The morning row reflected our new mindset, the turns felt sharp and the pause felt long (this is a good thing). I was still sending backsplash reminiscent of the tsunamis that followed the eruption of Krakatau backwards over bow six but anyway, that's missing the point, we all (well stern pair at least) felt good and more importantly, we were having fun.
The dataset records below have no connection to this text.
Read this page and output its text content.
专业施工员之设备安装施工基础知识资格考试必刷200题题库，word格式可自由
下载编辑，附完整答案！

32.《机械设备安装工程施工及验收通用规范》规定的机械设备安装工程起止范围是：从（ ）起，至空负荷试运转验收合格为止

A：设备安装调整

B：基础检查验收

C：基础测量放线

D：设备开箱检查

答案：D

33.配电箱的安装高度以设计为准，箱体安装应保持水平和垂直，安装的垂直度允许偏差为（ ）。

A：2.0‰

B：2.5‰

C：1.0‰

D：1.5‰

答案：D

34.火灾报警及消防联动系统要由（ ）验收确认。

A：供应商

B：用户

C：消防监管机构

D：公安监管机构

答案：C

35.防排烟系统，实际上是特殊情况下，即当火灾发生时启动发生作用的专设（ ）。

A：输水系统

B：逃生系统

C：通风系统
After a hearty breakfast in the bar (attended by stern pair) we all parted agreeing to meet (ON TIME) at 1500 to kick off our Lents campaign. At this point I realised I had completely forgotten to rearrange my chemistry practical, so swiftly commenced a rescue mission to save as many tripos marks as I could before this time. Having saved basically none at all, I arrived at the boathouse at 1500, to find the crew already there (apart from Chris, Chris was late, shame on Chris). Following some questionable music choices (e.g. "Waka-Waka" by Shakira, (metal version), and "Give it Up" by KC & The Sunshine Band) we headed downstairs and, cheered on by a W2 that have now got the same number of bumps in the last two days as I have in my entire life, rowed off down the river. (Well done W2)
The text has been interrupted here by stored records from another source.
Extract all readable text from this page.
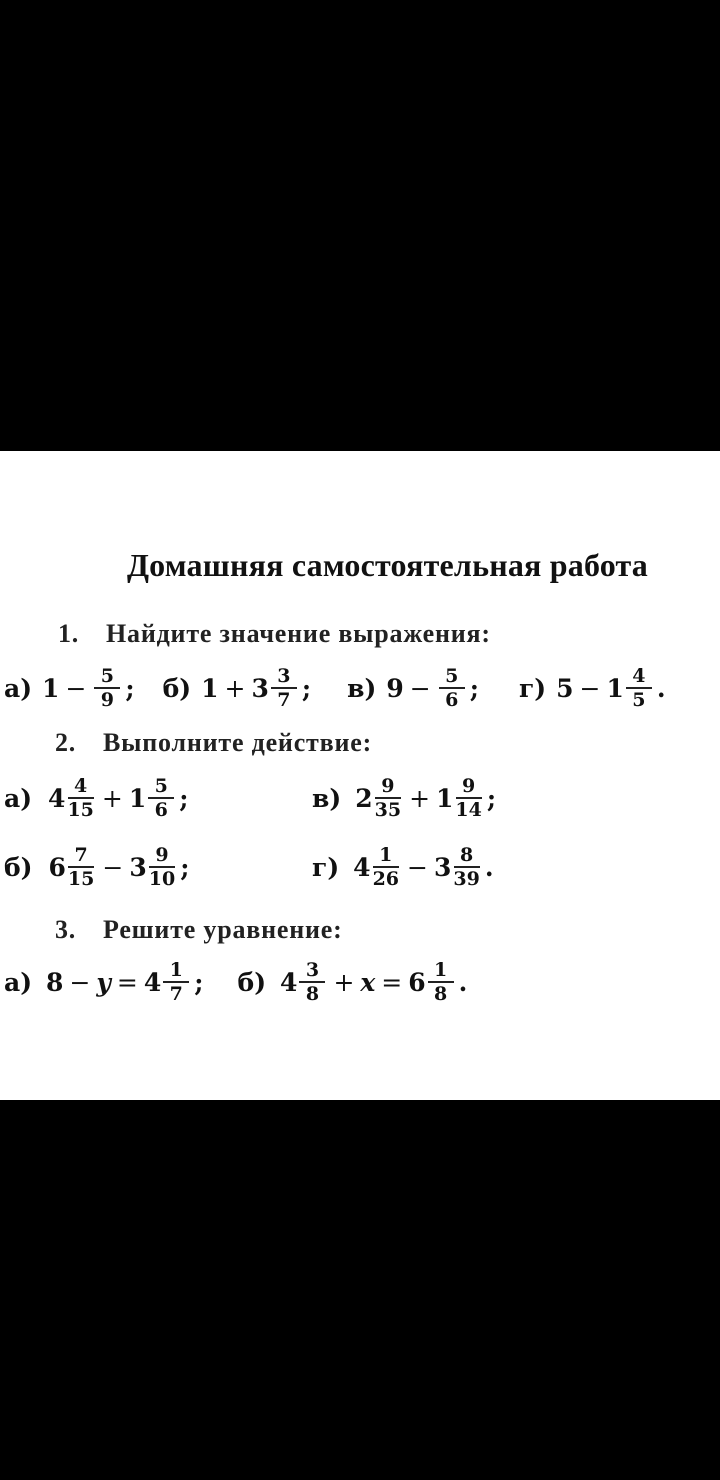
Домашняя самостоятельная работа
1. Найдите значение выражения:
а) $1 - \frac{5}{9}$ ; б) $1 + 3 \frac{3}{7}$ ; в) $9 - \frac{5}{6}$ ; г) $5 - 1 \frac{4}{5}$ .
2. Выполните действие:
а) $4 \frac{4}{15} + 1 \frac{5}{6}$ ;	в) $2 \frac{9}{35} + 1 \frac{9}{14}$ ;
б) $6 \frac{7}{15} - 3 \frac{9}{10}$ ;	г) $4 \frac{1}{26} - 3 \frac{8}{39}$ .
3. Решите уравнение:
а) $8 - y = 4 \frac{1}{7}$ ; б) $4 \frac{3}{8} + x = 6 \frac{1}{8}$ .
bla bla bla... marshalling.... bla bla bla (you get the idea)
And we were off, scything through the water like Stuart through the heart of seemingly every girl on the Spotted: River Cam Facebook page. We hit a strong rhythm at rate 38 and drew within station on Christs, holding Churchill on station. Hitting the wave-tank that is the gut, we lost some send and then slipped further back after following the wide-line around Grassy as instructed by our marshall (Churchill obviously not getting this memo). End result: we had a crew only three-quarters off our stern and Basile was starting to squeak. I've been in crews where that would have been the end of that, but not today. We found our tempo past the Plough and locked it in round Ditton, hardly feeling the gust and sending the boat effortlessly.
At the end of the day we were three lengths up on Churchill, still feeling fresh and ready to have a go at 'Binson tomorrow. Watch this space.